O comentário sucede a divulgação, pelos EUA, do resultado de uma investigação iniciada em julho passado com base na Seção 301 da Lei de Comércio de 1974. O relatório norte-americano considera práticas brasileiras como "irrazoáveis" e propõe tarifas retaliatórias de 25% em um rol de produtos, embora a aplicação dependa de discussões futuras em Washington.
Na avaliação do ex-governador, a suposta aproximação do Brasil com regimes menos alinhados ao Ocidente e o distanciamento de parceiros tradicionais contribuíram para a deterioração do ambiente diplomático. Zema defendeu uma reaproximação comercial e diplomática com países ocidentais como caminho para reduzir riscos e recuperar confiança.
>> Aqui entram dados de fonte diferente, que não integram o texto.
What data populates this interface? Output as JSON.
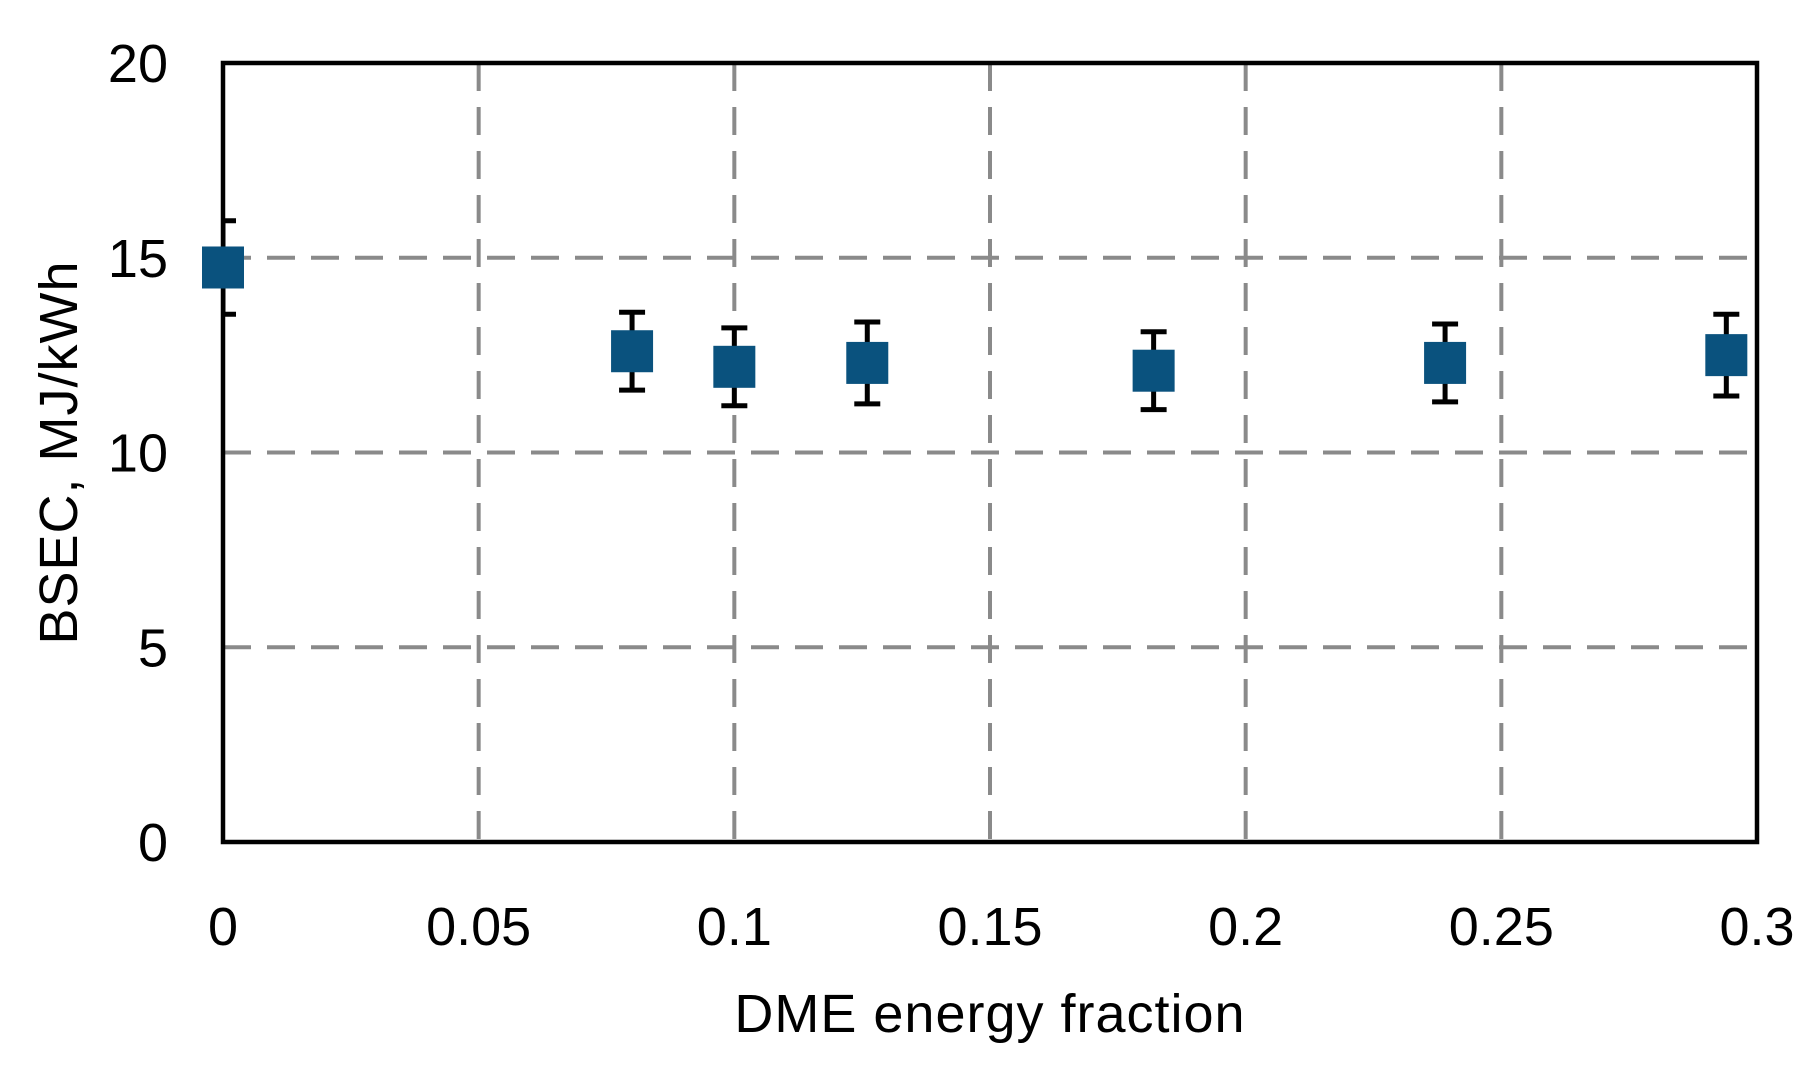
{
  "chart_data": {
    "type": "scatter",
    "title": "",
    "xlabel": "DME energy fraction",
    "ylabel": "BSEC, MJ/kWh",
    "xlim": [
      0,
      0.3
    ],
    "ylim": [
      0,
      20
    ],
    "x_ticks": [
      0,
      0.05,
      0.1,
      0.15,
      0.2,
      0.25,
      0.3
    ],
    "x_tick_labels": [
      "0",
      "0.05",
      "0.1",
      "0.15",
      "0.2",
      "0.25",
      "0.3"
    ],
    "y_ticks": [
      0,
      5,
      10,
      15,
      20
    ],
    "y_tick_labels": [
      "0",
      "5",
      "10",
      "15",
      "20"
    ],
    "grid": "major gridlines, dashed, both axes, interior only",
    "legend_position": "none",
    "series": [
      {
        "name": "BSEC",
        "marker": "square",
        "marker_color": "#0A527E",
        "error_bar_color": "#000000",
        "points": [
          {
            "x": 0,
            "y": 14.75,
            "yerr": 1.2
          },
          {
            "x": 0.08,
            "y": 12.6,
            "yerr": 1.0
          },
          {
            "x": 0.1,
            "y": 12.2,
            "yerr": 1.0
          },
          {
            "x": 0.126,
            "y": 12.3,
            "yerr": 1.05
          },
          {
            "x": 0.182,
            "y": 12.1,
            "yerr": 1.0
          },
          {
            "x": 0.239,
            "y": 12.3,
            "yerr": 1.0
          },
          {
            "x": 0.294,
            "y": 12.5,
            "yerr": 1.05
          }
        ]
      }
    ],
    "colors": {
      "marker": "#0A527E",
      "gridline": "#8A8A8A",
      "axis": "#000000",
      "text": "#000000",
      "background": "#FFFFFF"
    }
  }
}
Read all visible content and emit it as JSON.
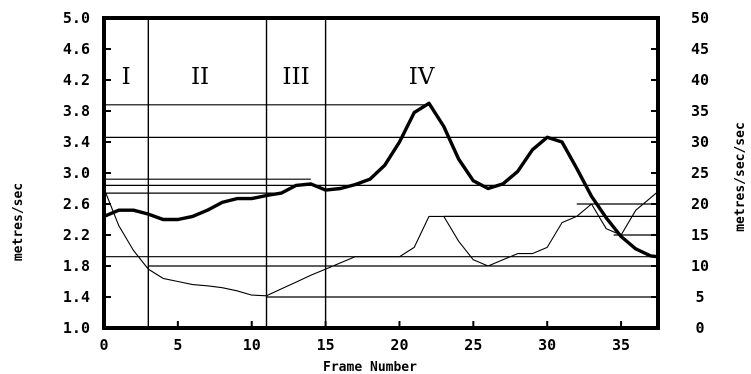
{
  "chart_data": {
    "type": "line",
    "xlabel": "Frame Number",
    "ylabel_left": "metres/sec",
    "ylabel_right": "metres/sec/sec",
    "xlim": [
      0,
      37.5
    ],
    "ylim_left": [
      1.0,
      5.0
    ],
    "ylim_right": [
      0,
      50
    ],
    "x_ticks": [
      "0",
      "5",
      "10",
      "15",
      "20",
      "25",
      "30",
      "35"
    ],
    "y_ticks_left": [
      "1.0",
      "1.4",
      "1.8",
      "2.2",
      "2.6",
      "3.0",
      "3.4",
      "3.8",
      "4.2",
      "4.6",
      "5.0"
    ],
    "y_ticks_right": [
      "0",
      "5",
      "10",
      "15",
      "20",
      "25",
      "30",
      "35",
      "40",
      "45",
      "50"
    ],
    "grid": false,
    "phase_dividers": [
      3,
      11,
      15
    ],
    "phase_labels": [
      {
        "label": "I",
        "x": 1.5
      },
      {
        "label": "II",
        "x": 6.5
      },
      {
        "label": "III",
        "x": 13
      },
      {
        "label": "IV",
        "x": 21.5
      }
    ],
    "series": [
      {
        "axis": "left",
        "style": "thick",
        "x": [
          0,
          1,
          2,
          3,
          4,
          5,
          6,
          7,
          8,
          9,
          10,
          11,
          12,
          13,
          14,
          15,
          16,
          17,
          18,
          19,
          20,
          21,
          22,
          23,
          24,
          25,
          26,
          27,
          28,
          29,
          30,
          31,
          32,
          33,
          34,
          35,
          36,
          37,
          37.5
        ],
        "values": [
          2.44,
          2.52,
          2.52,
          2.47,
          2.4,
          2.4,
          2.44,
          2.52,
          2.62,
          2.67,
          2.67,
          2.71,
          2.74,
          2.84,
          2.86,
          2.78,
          2.8,
          2.85,
          2.92,
          3.1,
          3.4,
          3.78,
          3.9,
          3.6,
          3.18,
          2.9,
          2.8,
          2.86,
          3.02,
          3.3,
          3.46,
          3.4,
          3.06,
          2.7,
          2.42,
          2.18,
          2.02,
          1.93,
          1.92
        ]
      },
      {
        "axis": "right",
        "style": "thin",
        "x": [
          0,
          1,
          2,
          3,
          4,
          5,
          6,
          7,
          8,
          9,
          10,
          11,
          12,
          13,
          14,
          15,
          16,
          17,
          18,
          19,
          20,
          21,
          22,
          23,
          24,
          25,
          26,
          27,
          28,
          29,
          30,
          31,
          32,
          33,
          34,
          35,
          36,
          37,
          37.5
        ],
        "values": [
          22.5,
          16.5,
          12.5,
          9.5,
          8.0,
          7.5,
          7.0,
          6.8,
          6.5,
          6.0,
          5.3,
          5.2,
          6.3,
          7.4,
          8.5,
          9.5,
          10.5,
          11.5,
          11.5,
          11.5,
          11.5,
          13,
          18,
          18,
          14,
          11,
          10,
          11,
          12,
          12,
          13,
          17,
          18,
          20,
          16,
          15,
          19,
          21,
          22
        ]
      }
    ],
    "reference_lines": [
      {
        "axis": "left",
        "y": 3.88,
        "x0": 0,
        "x1": 22
      },
      {
        "axis": "left",
        "y": 3.46,
        "x0": 0,
        "x1": 37.5
      },
      {
        "axis": "left",
        "y": 2.92,
        "x0": 0,
        "x1": 14
      },
      {
        "axis": "left",
        "y": 2.84,
        "x0": 0,
        "x1": 37.5
      },
      {
        "axis": "left",
        "y": 2.74,
        "x0": 0,
        "x1": 12
      },
      {
        "axis": "left",
        "y": 1.92,
        "x0": 0,
        "x1": 37.5
      },
      {
        "axis": "right",
        "y": 20,
        "x0": 32,
        "x1": 37.5
      },
      {
        "axis": "right",
        "y": 18,
        "x0": 23,
        "x1": 37.5
      },
      {
        "axis": "right",
        "y": 15,
        "x0": 34.5,
        "x1": 37.5
      },
      {
        "axis": "right",
        "y": 10,
        "x0": 3,
        "x1": 37.5
      },
      {
        "axis": "right",
        "y": 5,
        "x0": 11,
        "x1": 37.5
      }
    ]
  }
}
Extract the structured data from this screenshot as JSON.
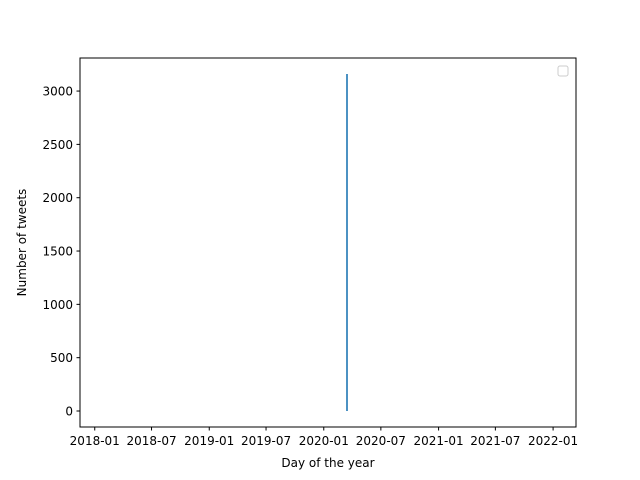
{
  "chart_data": {
    "type": "line",
    "title": "",
    "xlabel": "Day of the year",
    "ylabel": "Number of tweets",
    "x_axis_type": "date",
    "xlim": [
      "2017-11-15",
      "2022-03-15"
    ],
    "ylim": [
      -150,
      3310
    ],
    "x_ticks": [
      "2018-01",
      "2018-07",
      "2019-01",
      "2019-07",
      "2020-01",
      "2020-07",
      "2021-01",
      "2021-07",
      "2022-01"
    ],
    "y_ticks": [
      0,
      500,
      1000,
      1500,
      2000,
      2500,
      3000
    ],
    "series": [
      {
        "name": "",
        "color": "#1f77b4",
        "points": [
          {
            "x": "2020-03-15",
            "y": 0
          },
          {
            "x": "2020-03-15",
            "y": 3160
          }
        ]
      }
    ],
    "legend": {
      "placement": "upper-right",
      "entries": []
    },
    "grid": false
  }
}
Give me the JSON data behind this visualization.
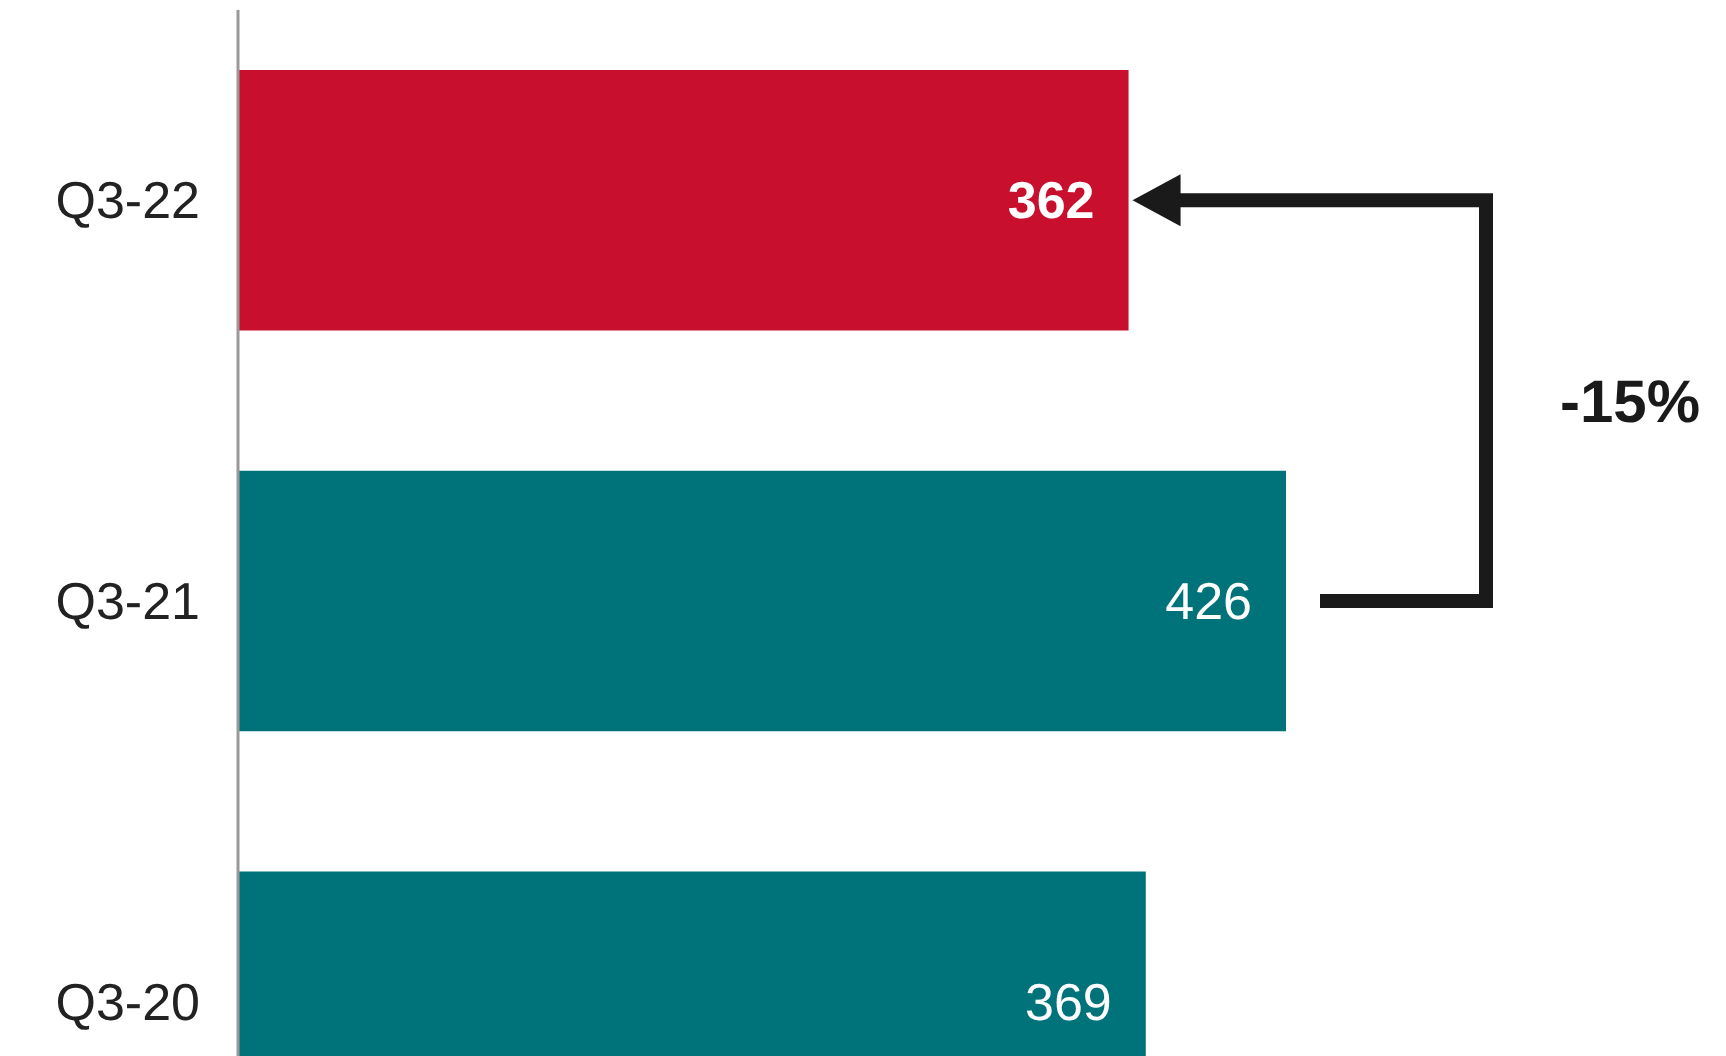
{
  "chart_data": {
    "type": "bar",
    "orientation": "horizontal",
    "categories": [
      "Q3-22",
      "Q3-21",
      "Q3-20"
    ],
    "values": [
      362,
      426,
      369
    ],
    "colors": [
      "#c8102e",
      "#00737a",
      "#00737a"
    ],
    "data_labels": true,
    "annotations": [
      "-15%"
    ]
  }
}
Além do impacto direto sobre exportadores e cadeias produtivas, o episódio acende alerta político: expõe fragilidades na articulação internacional do governo e amplia desgaste em uma agenda sensível para a economia. A possibilidade de tarifas elevadas torna tangível um custo político e econômico que pode pressionar ajustes na estratégia diplomática e dar munição à oposição nas próximas disputas eleitorais.